Booking
Understanding Smart Scheduling
How Chimera Fills Your Schedule Efficiently
Chimera does more than show open slots. The booking engine uses several strategies to help patients book conveniently while keeping your providers’ schedules compact and productive.
Recommended Slot Badges
When patients browse available times, some slots display a “Recommended” badge. These are time slots directly adjacent to an existing appointment on that provider’s schedule.
Why this matters: Without guidance, patients tend to pick isolated times (e.g., 2:00 PM when the only other appointment is at 9:00 AM). This creates gaps in the schedule that are too short for another appointment but too long to be useful.
By nudging patients toward adjacent slots, Chimera helps:
- Reduce dead time between appointments
- Keep providers busy during continuous blocks
- Leave larger open windows that can fit additional bookings
Recommended badges are subtle suggestions, not restrictions. Patients can still pick any available slot.
First Available Path
The “First Available” booking path is the fastest way for patients to book and the most efficient for your schedule:
- The patient selects an appointment type
- Chimera scans all eligible providers’ availability
- The soonest available slots are presented across all providers
- The patient picks one and proceeds to confirmation
This path is ideal for:
- New patients who have no provider preference
- Urgent or routine visits where the date matters more than the provider
- Maximizing utilization across your team
How “soonest” is calculated: The engine checks each provider’s next available slot (accounting for existing bookings, blocked times, time restrictions, and minimum advance hours) and ranks them chronologically.
15-Minute Slot Intervals
All availability is divided into 15-minute intervals.
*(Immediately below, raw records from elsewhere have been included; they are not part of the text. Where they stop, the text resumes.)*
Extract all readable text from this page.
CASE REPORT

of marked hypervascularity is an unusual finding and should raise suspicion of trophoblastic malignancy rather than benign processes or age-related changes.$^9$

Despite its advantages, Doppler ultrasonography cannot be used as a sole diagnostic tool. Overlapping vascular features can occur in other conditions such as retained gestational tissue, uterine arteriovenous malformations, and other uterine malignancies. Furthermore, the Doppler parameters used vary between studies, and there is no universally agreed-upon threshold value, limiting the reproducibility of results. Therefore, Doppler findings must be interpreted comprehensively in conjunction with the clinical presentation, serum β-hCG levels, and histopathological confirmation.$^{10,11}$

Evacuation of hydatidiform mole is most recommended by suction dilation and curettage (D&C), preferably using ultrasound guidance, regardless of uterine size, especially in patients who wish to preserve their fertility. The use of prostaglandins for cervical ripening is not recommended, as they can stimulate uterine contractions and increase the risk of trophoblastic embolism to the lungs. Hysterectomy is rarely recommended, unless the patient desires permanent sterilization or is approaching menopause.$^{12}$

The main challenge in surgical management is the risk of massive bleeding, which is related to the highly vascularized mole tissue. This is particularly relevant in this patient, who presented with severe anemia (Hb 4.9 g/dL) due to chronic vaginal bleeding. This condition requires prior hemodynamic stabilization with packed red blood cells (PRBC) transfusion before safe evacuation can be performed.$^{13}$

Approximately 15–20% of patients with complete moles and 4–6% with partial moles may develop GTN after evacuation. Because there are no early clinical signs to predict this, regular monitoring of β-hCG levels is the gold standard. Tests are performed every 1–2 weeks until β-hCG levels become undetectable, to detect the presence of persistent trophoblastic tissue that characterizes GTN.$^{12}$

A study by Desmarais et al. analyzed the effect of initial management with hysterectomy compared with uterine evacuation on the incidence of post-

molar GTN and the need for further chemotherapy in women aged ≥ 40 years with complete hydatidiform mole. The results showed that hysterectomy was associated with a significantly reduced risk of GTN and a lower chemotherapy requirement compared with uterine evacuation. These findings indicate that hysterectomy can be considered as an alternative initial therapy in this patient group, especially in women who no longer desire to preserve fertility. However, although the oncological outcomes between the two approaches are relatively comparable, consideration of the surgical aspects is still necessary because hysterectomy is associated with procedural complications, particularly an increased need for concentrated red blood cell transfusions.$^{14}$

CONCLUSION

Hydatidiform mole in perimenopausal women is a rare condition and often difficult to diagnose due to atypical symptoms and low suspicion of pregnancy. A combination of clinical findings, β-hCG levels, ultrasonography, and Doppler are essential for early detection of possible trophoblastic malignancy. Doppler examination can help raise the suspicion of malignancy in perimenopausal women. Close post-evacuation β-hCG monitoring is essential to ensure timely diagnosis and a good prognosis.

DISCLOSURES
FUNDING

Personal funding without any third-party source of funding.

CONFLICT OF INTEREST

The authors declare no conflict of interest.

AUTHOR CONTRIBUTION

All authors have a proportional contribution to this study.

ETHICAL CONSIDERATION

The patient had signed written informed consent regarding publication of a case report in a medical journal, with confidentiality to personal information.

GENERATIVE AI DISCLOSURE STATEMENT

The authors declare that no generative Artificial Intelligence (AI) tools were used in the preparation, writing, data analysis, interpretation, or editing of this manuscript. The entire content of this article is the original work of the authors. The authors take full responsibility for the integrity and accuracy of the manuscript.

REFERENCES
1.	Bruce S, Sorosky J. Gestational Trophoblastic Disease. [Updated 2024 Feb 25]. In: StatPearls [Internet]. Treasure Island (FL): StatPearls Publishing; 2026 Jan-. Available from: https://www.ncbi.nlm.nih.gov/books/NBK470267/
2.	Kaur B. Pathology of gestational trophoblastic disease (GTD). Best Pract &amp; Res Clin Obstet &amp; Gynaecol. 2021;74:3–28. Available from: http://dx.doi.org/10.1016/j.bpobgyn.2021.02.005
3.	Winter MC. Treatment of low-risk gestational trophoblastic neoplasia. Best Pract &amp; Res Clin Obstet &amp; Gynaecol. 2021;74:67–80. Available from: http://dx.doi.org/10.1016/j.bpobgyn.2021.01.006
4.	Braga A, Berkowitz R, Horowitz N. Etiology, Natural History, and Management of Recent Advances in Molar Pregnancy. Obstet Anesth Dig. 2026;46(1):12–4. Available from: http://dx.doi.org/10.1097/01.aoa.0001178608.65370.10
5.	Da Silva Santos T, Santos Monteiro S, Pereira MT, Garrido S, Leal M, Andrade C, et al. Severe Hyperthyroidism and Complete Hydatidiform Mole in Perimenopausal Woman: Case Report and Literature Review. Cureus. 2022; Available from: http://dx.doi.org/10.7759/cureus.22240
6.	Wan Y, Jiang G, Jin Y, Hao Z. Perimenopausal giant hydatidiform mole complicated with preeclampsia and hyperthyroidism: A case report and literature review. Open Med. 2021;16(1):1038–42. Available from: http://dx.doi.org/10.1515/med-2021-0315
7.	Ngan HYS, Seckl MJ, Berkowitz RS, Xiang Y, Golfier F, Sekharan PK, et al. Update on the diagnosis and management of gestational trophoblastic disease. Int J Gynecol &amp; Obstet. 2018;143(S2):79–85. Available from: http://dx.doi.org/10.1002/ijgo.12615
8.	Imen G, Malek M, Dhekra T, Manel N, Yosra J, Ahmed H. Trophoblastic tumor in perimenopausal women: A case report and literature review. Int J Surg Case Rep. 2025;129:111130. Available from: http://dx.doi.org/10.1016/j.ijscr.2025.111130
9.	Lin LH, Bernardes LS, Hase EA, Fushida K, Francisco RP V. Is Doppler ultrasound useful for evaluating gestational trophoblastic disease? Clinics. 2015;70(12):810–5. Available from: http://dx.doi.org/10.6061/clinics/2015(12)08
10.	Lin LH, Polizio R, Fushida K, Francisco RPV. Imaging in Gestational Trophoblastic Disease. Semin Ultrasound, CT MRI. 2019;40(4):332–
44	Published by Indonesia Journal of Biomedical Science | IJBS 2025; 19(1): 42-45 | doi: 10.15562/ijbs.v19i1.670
A 30-minute appointment occupies two consecutive slots; a 60-minute appointment occupies four.
This means:
- A provider available 9:00 AM - 12:00 PM has 12 potential start times for a 15-minute appointment
- A 45-minute appointment starting at 10:15 AM would occupy 10:15, 10:30, 10:45, and end at 11:00
- Slots overlapping with existing bookings are automatically removed
Minimum Advance Hours
Each provider’s minimum advance hours setting prevents last-minute bookings:
- 24 hours (common default): patients must book at least a day ahead
- 2 hours: allows near-same-day booking for urgent visits
- 48 hours: gives the office time to prepare for specialized appointments
The booking engine hides any slot that falls within the advance window.
Time Restriction Filtering
When appointment types have time restrictions, the engine only shows slots within those windows:
- Cleanings restricted to mornings: a provider available until 5 PM will only show cleaning slots up to the restriction end time (e.g., 12:00 PM)
- Per-provider overrides take precedence over clinic-wide defaults
How It All Works Together
When a patient selects a type and browses times, the engine runs through this sequence:
- Start with provider availability — weekly time blocks for the selected date
- Subtract blocked times — vacations, recurring blocks
- Subtract existing bookings — confirmed appointments already on the schedule
- Apply time restrictions — if the type has day/time windows, filter to those
- Apply minimum advance hours — remove slots too close to now
- Mark recommended slots — highlight slots adjacent to existing bookings
- Display to patient — available slots with recommended badges
This happens in real time for each date the patient views.
Timezone Handling
Patients see available times in their selected timezone. Chimera supports four US timezones:
- Eastern (ET)
- Central (CT)
- Mountain (MT)
- Pacific (PT)
The clinic’s timezone (set in Settings) is the source of truth. Slot calculations happen in the clinic’s timezone, then display in the patient’s chosen timezone.
Tip: The “First Available” path combined with recommended slot badges is the most schedule-efficient combination. Consider making it the default suggestion for new patients who do not have a provider preference.